Using Data as an Index
One extreme approach: Create an array of booleans indexed by data!
Initially all values are false
When an item is added, set the appropriate index to true
i.e. 1F 2F 3T 4F 5F 6T 7F 8F ... is a set containing 3 and 6
public class DataIndexedIntegerSet {
private boolean[] present;
public DataIndexedIntegerSet() {
present = new boolean[2000000000];
}
public add(int i) {
present[i] = true;
}
public contains(int i) {
return present[i];
}
}
Everything runs in constant time
Downsides of this approach:
Extremely wasteful of memory. To support checking presence of all positive integers
Need some way to generalize beyond integers
DataIndexedEnglishWordSet
Generalizing the DataIndexedIntegerSet Idea
Ideally, we want a data indexed set that can store arbitrary types
The previous idea only supports integers!

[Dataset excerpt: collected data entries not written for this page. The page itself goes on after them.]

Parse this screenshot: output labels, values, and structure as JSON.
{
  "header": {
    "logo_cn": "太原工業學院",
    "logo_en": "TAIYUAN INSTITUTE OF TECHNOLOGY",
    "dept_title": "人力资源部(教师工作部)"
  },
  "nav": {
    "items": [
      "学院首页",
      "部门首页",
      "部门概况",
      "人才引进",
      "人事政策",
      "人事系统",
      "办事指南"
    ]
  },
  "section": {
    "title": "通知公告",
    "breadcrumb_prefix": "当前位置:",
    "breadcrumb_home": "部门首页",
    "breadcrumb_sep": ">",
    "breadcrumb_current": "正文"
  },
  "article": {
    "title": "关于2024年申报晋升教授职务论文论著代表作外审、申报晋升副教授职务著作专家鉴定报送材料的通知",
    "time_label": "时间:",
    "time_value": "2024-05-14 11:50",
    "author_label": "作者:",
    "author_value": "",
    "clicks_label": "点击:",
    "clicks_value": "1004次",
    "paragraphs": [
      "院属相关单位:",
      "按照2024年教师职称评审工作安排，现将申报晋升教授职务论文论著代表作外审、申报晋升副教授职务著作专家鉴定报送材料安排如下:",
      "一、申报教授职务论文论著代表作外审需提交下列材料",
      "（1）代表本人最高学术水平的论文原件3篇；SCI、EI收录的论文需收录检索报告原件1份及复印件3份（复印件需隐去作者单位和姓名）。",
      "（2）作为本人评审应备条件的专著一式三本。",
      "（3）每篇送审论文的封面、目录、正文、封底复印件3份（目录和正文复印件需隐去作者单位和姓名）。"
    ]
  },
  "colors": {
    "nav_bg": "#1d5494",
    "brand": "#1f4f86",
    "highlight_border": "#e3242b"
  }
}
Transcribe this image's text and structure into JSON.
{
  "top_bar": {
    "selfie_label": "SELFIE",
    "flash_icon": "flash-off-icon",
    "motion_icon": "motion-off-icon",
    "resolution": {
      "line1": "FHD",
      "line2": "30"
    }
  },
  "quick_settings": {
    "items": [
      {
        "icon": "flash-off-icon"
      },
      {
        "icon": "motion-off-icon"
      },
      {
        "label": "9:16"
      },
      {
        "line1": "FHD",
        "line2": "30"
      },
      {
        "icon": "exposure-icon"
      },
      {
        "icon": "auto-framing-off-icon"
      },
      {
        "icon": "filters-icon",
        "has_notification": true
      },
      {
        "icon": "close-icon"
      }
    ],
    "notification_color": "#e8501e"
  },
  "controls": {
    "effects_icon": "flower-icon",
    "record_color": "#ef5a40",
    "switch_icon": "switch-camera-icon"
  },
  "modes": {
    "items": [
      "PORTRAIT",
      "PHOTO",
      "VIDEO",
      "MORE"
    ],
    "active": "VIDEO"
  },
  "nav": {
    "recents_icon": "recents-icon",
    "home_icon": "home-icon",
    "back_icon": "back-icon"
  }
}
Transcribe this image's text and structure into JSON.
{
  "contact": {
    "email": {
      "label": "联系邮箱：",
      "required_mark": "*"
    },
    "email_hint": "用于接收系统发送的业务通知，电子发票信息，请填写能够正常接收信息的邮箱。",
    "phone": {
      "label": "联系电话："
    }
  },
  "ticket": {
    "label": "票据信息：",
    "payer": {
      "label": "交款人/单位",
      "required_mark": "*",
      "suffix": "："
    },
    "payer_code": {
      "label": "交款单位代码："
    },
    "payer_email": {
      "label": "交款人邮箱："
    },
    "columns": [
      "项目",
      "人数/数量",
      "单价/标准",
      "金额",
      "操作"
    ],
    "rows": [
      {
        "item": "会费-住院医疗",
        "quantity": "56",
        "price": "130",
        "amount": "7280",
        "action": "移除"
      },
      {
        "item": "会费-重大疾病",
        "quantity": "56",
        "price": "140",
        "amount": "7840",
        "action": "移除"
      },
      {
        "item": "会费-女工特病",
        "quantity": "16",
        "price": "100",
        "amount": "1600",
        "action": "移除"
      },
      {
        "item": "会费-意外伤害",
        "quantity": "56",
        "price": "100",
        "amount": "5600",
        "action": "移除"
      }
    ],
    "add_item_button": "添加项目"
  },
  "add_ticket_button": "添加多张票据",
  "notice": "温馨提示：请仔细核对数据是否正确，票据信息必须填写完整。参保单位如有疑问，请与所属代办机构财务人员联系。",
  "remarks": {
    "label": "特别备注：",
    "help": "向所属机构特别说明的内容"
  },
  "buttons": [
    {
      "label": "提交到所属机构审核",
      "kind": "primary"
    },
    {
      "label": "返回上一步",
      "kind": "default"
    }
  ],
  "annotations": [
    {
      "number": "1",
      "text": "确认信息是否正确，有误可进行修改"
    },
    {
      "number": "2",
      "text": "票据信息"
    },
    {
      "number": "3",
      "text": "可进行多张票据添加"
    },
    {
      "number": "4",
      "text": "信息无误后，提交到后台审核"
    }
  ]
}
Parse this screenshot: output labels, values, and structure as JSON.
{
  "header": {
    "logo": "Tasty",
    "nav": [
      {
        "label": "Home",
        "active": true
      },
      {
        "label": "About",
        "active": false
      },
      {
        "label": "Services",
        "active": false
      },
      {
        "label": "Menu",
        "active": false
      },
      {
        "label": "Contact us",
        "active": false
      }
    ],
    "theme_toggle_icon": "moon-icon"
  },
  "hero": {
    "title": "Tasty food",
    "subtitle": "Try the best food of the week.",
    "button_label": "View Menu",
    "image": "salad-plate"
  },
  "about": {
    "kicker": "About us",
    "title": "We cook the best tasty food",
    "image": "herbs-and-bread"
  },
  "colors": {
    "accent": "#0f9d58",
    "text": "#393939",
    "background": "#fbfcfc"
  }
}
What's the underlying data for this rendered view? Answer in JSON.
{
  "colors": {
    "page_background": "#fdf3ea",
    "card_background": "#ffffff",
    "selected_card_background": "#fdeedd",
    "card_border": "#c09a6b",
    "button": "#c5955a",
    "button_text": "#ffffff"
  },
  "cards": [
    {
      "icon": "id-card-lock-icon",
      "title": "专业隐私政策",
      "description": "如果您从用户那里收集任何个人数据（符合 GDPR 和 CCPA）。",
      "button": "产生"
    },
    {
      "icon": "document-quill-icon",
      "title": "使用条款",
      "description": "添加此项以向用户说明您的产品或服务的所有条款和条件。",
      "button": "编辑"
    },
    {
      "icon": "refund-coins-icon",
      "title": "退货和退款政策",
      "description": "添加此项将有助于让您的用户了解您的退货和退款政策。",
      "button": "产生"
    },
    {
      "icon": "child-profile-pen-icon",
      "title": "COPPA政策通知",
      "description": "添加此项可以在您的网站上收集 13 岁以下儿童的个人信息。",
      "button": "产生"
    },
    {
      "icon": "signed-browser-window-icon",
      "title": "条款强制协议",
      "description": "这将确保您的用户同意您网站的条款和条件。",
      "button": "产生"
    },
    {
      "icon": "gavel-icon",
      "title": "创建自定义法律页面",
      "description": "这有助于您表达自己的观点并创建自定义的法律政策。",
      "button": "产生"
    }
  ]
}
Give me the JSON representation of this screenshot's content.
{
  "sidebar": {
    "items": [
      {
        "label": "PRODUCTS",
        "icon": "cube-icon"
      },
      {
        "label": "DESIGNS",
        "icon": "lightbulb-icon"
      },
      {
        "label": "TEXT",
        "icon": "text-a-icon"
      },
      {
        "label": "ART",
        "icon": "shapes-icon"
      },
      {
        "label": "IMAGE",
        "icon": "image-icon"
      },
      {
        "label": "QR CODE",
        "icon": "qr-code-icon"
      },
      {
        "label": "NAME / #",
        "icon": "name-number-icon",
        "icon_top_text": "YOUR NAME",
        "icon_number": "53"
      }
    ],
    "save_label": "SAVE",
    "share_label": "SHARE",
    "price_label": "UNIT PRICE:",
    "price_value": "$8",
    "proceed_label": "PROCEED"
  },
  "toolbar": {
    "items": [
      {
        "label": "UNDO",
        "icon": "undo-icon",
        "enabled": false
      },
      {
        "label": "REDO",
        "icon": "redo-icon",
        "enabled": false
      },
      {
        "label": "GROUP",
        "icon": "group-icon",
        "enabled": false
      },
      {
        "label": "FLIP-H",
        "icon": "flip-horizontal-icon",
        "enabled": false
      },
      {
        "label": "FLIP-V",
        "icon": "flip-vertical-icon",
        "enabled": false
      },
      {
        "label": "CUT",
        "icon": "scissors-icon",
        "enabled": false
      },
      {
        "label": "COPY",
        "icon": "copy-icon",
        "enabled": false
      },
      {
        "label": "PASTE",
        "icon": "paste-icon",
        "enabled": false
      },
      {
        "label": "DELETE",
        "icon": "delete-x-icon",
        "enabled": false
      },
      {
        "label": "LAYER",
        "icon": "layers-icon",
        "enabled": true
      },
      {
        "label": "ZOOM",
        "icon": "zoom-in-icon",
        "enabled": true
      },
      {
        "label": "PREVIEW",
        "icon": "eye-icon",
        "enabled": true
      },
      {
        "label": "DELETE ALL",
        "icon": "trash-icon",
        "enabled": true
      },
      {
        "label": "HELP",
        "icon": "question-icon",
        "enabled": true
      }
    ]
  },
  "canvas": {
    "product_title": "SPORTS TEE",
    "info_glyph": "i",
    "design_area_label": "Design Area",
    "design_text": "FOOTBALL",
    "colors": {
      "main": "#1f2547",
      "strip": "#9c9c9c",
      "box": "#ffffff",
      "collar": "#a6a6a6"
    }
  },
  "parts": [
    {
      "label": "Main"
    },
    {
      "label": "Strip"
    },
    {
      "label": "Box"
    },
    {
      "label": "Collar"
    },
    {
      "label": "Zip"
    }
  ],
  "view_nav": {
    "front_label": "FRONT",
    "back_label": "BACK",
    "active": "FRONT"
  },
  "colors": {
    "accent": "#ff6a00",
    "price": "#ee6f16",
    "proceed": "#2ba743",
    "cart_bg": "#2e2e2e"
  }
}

Let's talk about storing Strings. We'll go into generics later
Suppose we want to add ("cat")
The key question:
What is the cat'th element of a list?
One idea: Use the first letter of the word as an index
What's wrong with this approach?
Other words start with c
contains("chupacabra"): true ("chupacabra" collides with "cat")
Can't store "=98tu4it92"
Avoiding Collisions
Use all digits by multiplying each by a a power of 27
Thus, the index of "cat" is (3 x 27^2) + (1 x 27^1) + (20 x 27^0) = 2234
Why this specific pattern?
Let's review how numbers are represented in decimal
THe Decimal Number System vs. Our Own System for Strings
In the decimal number system, we have 10 digits
Want numbers larger than 9? Use a sequence of digits
Our system for strings is almost the same, but with letters
Uniqueness
As long as we pick a base >= 26, this algorithm is guaranteed to give each lowercase English word a unique number!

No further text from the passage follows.